His comments come at a time when fresh data from the NESG-Stanbic IBTC Business Confidence Monitor (BCM) for May 2025 paints a bleak picture of Nigeria’s business environment, highlighting electricity supply as the top constraint faced by firms operating across the country. The report underscores a frustrating continuity: structural bottlenecks, especially in the power sector, continue to choke productivity, stall investment, and erode confidence in the private sector.

The BCM findings reflect a common experience for businesses across Nigeria, which consistently cite poor electricity supply, logistics challenges, policy inconsistency, and macroeconomic instability as barriers to growth. But power shortages, in particular, remain the most frequently mentioned concern, more than inflation, interest rates, or currency volatility.

Infrastructure, Not Just Policy

While welcoming the recent approval of the National Integrated Electricity Policy (NIEP) by the Federal Government, Prof. Nnaji warned that policy frameworks will yield little if not matched by real infrastructure investment.

He pointed to the urgent need for Distribution Companies (Discos) to modernize and expand their networks.

“Discos must invest in substations to ensure efficient power delivery. Without such infrastructure, no matter how much you generate, people won’t get the power. And we’ll continue load shedding,” he said.

Referencing the experience in Aba, where 90 substations were developed to improve local power delivery, Nnaji argued that localized efforts with tangible infrastructure upgrades could serve as a model for other parts of the country.

He proposed that some of the large Discos, whose operations span up to five states, should be broken into smaller regional entities or franchises.

Solar Ban Not A Good Move

In addition to concerns about existing bottlenecks, Nnaji addressed the government’s controversial move to restrict or ban solar panel imports, raising alarm over the lack of capacity in Nigeria to produce solar panels at scale.

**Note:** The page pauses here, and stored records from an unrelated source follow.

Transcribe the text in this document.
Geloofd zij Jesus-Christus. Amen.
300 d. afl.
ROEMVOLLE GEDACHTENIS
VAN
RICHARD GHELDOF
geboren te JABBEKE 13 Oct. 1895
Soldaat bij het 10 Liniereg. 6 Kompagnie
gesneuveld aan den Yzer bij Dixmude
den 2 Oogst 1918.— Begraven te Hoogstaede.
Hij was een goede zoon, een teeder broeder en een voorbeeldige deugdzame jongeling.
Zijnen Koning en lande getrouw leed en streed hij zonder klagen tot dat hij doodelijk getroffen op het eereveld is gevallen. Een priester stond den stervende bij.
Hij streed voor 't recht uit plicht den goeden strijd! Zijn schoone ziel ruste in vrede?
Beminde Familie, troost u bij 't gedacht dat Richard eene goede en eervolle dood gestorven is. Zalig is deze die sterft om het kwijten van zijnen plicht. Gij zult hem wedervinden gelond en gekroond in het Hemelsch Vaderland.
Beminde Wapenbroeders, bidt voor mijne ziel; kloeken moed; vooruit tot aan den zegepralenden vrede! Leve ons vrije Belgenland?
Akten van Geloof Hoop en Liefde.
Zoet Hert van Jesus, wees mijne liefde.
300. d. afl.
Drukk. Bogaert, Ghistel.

He expressed support for domestic production in principle, but warned that imposing a ban without a phased transition plan would create more harm than good.

He echoed the warnings from Dr. Muda Yusuf, CEO of the Centre for the Promotion of Private Enterprise (CPPE), who similarly in April warned that such a move would stifle access to clean energy and frustrate rural electrification efforts.

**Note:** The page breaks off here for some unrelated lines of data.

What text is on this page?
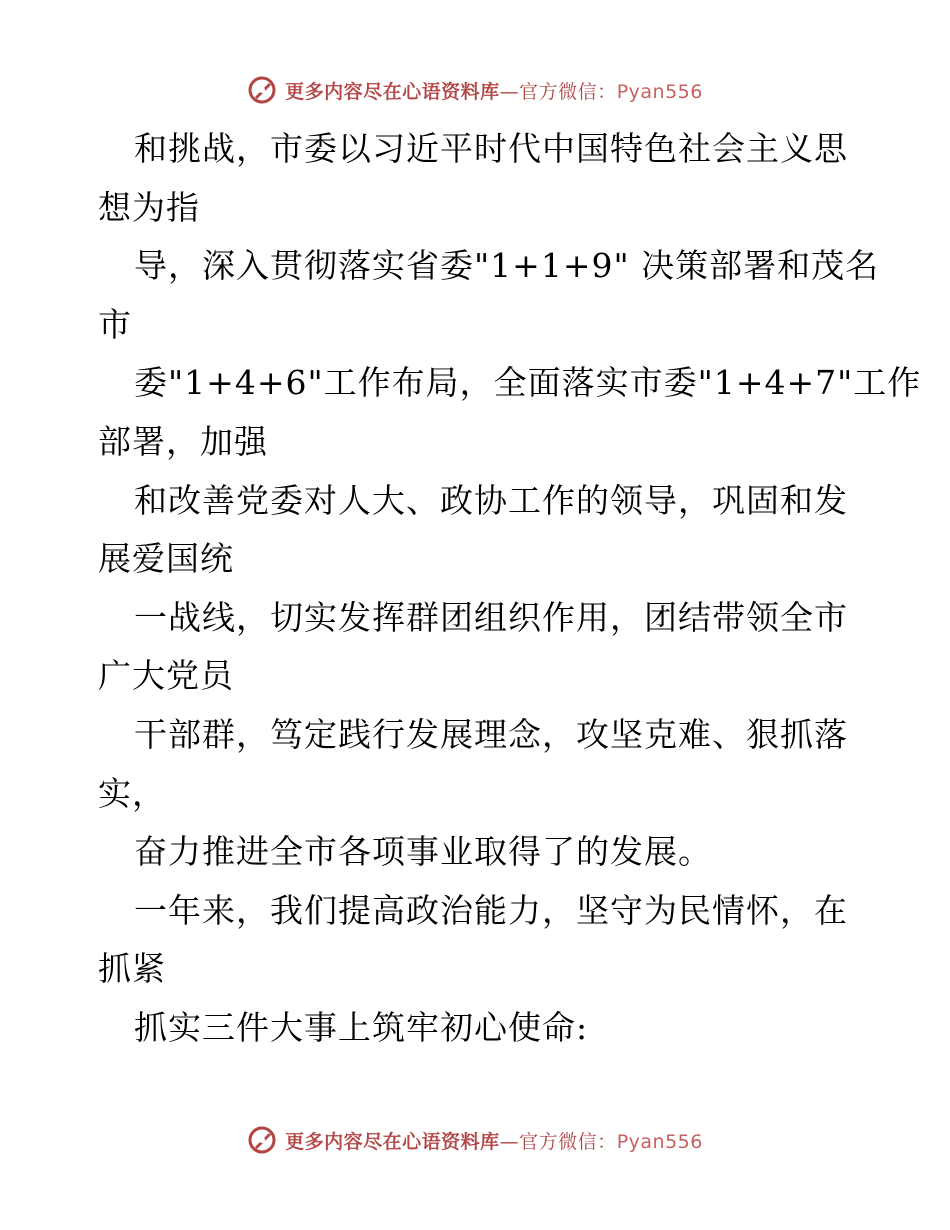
更多内容尽在心语资料库—官方微信：Pyan556
和挑战，市委以习近平时代中国特色社会主义思
想为指
导，深入贯彻落实省委"1+1+9" 决策部署和茂名
市
委"1+4+6"工作布局，全面落实市委"1+4+7"工作
部署，加强
和改善党委对人大、政协工作的领导，巩固和发
展爱国统
一战线，切实发挥群团组织作用，团结带领全市
广大党员
干部群，笃定践行发展理念，攻坚克难、狠抓落
实，
奋力推进全市各项事业取得了的发展。
一年来，我们提高政治能力，坚守为民情怀，在
抓紧
抓实三件大事上筑牢初心使命:
更多内容尽在心语资料库—官方微信：Pyan556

Nnaji also urged the Federal Government to strategically utilize Nigeria’s abundant natural gas reserves to power thermal plants.

He noted that while solar energy has a critical role to play, wind energy may not be viable in most parts of Nigeria due to geographic limitations.

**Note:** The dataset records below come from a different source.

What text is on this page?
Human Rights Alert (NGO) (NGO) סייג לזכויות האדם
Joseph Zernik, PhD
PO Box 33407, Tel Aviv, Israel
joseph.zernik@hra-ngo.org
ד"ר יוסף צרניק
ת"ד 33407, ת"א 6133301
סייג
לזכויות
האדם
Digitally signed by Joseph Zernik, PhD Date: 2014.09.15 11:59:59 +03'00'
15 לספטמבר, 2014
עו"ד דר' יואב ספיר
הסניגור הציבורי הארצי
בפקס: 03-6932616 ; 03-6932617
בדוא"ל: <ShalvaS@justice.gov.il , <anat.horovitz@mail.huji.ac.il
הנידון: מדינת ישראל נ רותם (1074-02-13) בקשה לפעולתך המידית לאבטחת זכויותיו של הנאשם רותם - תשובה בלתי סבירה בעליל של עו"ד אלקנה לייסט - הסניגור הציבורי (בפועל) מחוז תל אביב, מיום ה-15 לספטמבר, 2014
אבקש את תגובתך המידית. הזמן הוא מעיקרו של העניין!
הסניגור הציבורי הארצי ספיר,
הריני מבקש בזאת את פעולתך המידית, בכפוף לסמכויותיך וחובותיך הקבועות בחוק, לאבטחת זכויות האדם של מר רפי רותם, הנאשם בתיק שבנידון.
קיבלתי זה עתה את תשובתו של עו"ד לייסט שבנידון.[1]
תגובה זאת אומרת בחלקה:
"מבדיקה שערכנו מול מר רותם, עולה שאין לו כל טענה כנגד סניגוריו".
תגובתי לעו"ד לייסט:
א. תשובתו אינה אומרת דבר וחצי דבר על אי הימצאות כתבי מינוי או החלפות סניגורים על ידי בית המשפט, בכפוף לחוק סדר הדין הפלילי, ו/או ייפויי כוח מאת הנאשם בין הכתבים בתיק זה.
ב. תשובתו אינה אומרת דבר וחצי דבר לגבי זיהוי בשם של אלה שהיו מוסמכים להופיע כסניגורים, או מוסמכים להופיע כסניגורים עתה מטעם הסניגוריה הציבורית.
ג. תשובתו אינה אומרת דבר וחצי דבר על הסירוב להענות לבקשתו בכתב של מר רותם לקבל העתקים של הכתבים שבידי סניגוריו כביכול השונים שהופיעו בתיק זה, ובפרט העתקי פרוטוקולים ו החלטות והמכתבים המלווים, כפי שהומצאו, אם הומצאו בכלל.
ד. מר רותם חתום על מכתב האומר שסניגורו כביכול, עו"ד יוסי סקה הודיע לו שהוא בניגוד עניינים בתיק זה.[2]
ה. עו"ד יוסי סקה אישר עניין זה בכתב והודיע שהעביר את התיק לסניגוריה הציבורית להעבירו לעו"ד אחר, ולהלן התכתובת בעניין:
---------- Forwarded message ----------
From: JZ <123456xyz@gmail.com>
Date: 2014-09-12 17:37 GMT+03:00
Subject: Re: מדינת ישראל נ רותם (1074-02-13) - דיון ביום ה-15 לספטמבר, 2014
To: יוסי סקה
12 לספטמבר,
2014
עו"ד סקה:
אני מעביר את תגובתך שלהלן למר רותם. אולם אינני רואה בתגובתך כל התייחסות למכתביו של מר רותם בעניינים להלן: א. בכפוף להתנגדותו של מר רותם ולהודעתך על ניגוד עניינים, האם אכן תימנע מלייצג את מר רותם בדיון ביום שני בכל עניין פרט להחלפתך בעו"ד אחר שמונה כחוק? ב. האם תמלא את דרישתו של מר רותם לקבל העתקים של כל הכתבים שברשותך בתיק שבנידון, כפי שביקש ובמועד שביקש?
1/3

The combination of gas, hydro, and solar—with carefully phased industrial policies and regulatory clarity—could, he said, pave the way for a more stable and modern energy sector.

Financial Discipline Needed in Discos

Another key issue Nnaji raised was the need to restore financial credibility to the power value chain, particularly at the distribution level. He explained that unless Discos become financially stable and pay generating companies (Gencos) for the electricity they receive, investors will remain reluctant to enter the generation segment.

The NESG-Stanbic IBTC BCM report adds quantitative context to these concerns. The index shows that business optimism remains subdued, with power outages and high operating costs frequently cited as major deterrents to expansion. Manufacturers and service providers say they spend an increasing portion of their revenue on diesel and alternative power sources.

Several businesses surveyed reported being unable to operate at full capacity for more than 12 hours per day due to blackouts and unstable grid supply.

The recently approved National Integrated Electricity Policy (NIEP) is billed as a turning point for the power sector. It aims to streamline regulatory oversight, encourage private capital, and close gaps in generation, transmission, and distribution.

But analysts note that without simultaneous reform of sector financing, enforcement of performance-based contracts for Discos, and fast-tracked infrastructure projects, the NIEP could join the long list of policy blueprints that falter at the implementation stage.

Nnaji, who was instrumental in the initial push for power sector privatization over a decade ago, believes Nigeria must not waste any more time.